Baptist to Catholic - A Conversion Story
Saint Joseph, foster father of Jesus Christ, took on the responsibility of raising Jesus as God instructed. Joseph gave up his home in order to protect his family and was able to make a new home wherever they went. For this reason, St. Joseph believers pray to him to help them find a new home or sell the home they have. It is believed that burying a statue of St. Joseph upside down in the ground will help your home sell faster. Once your home is sold, you are to remove the statue, otherwise the it will sell over and over again. One story of how the tradition started claimed it was started by a nun named St. Teresa of Avila in the 1500’s. She was having a difficult time finding land to start her new convent and in order to find land, she told her nuns to pray to St. Joseph and bury blessed medals of him. Not long after, they found land for their new convent. Word got out about this and people started burying medals in their own yard in order to find a new home. They later started buying statues to bury in order to sell their property. This tradition still continues today, but should it?
Saying a prayer to St. Joseph, asking for him to intercede in the sale of your home is a religious act and does not go against any rules of the Catholic Church. However, burying the statue could be seen as a superstition, not a religious act. It is used more for good luck. If you believe burying the statue is necessary, then you don’t believe that just prayer is enough. Superstitious acts go against the Catholic beliefs. The Catechism of the Catholic Church (No. 2111) states, “Superstition is the deviation of religious feeling and of the practices this feeling imposes. It can even affect the worship we offer the true God, e.g., when one attributes an importance in some way magical to certain practices otherwise lawful or necessary. To attribute the efficacy of prayers or of sacramental signs to their mere external performance, apart from the interior dispositions that they demand, is to fall into superstition.” So therefore, the act of burying a statue is considered “magical” and “necessary” instead of just prayer. If you believe in Magic you are believing in something false, but if you have faith through prayer, then you are believing in the one true God. Many churches have taken the statue off the shelves in their religious articles store for this reason. It is not a pious devotion to bury statues of St. Joseph. It is actually an evil practice and we should be careful not to use religious articles superstitiously. They have no power. If you want to sell your property, you should put an image of St. Joseph in a prominent place in your home and pray a novena in his honor so to obtain a good sale.
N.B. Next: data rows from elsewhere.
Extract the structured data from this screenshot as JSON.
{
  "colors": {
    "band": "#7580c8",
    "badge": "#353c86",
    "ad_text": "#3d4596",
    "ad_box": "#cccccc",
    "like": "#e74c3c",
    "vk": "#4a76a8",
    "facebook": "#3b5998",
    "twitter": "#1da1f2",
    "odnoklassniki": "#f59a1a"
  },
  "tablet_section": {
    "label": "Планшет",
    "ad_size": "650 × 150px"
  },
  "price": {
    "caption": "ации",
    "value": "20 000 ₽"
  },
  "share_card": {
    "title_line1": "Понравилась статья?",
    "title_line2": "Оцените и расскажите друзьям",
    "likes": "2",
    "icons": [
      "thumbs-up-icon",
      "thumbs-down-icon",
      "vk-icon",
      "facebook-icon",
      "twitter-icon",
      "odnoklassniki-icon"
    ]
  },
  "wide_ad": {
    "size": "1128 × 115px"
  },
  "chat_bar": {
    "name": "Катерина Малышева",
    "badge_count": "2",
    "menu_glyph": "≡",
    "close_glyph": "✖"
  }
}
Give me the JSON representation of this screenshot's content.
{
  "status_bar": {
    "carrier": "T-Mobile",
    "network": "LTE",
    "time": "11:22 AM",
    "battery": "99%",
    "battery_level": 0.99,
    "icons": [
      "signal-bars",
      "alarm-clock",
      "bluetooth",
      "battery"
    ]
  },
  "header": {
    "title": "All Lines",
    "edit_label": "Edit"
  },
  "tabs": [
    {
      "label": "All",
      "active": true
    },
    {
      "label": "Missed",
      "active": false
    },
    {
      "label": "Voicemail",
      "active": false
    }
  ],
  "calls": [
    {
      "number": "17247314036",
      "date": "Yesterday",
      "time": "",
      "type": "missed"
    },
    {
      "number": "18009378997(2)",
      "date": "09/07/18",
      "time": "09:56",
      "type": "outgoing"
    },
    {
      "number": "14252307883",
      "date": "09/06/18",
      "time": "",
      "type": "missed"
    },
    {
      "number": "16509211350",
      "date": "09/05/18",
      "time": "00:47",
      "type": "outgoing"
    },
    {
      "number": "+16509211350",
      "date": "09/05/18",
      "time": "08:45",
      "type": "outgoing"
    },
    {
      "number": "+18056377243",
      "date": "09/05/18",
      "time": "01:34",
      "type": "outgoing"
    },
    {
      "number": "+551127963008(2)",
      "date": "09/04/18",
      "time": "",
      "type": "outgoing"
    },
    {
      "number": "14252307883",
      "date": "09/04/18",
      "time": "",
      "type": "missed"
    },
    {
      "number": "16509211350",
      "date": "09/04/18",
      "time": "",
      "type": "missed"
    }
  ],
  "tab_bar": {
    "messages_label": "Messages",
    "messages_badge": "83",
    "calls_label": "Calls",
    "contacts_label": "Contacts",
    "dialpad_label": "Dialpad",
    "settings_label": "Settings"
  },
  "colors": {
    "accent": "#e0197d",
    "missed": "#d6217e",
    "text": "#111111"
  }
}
Let’s say you knew St. Joseph in person, and you watched the wonderful life he led unfold in front of your eyes. Do you think the respectful thing to do would be to bury a symbol of him, such as a picture or a statue? Of course not, especially not upside down. You would put the symbol in a beautiful spot in your home. Somewhere that reminds you to pray and ask St. Joseph’s intercession in the sale of your home, or to just dedicate your time in prayer to him. I’m sure St. Joseph does not only want to be remembered for his housing troubles (there is no room at the inn), but he wants to be remembered as the chosen one to raise the Son of God, his obedience to God, and his work as a protector and loving example to Mary, and Jesus.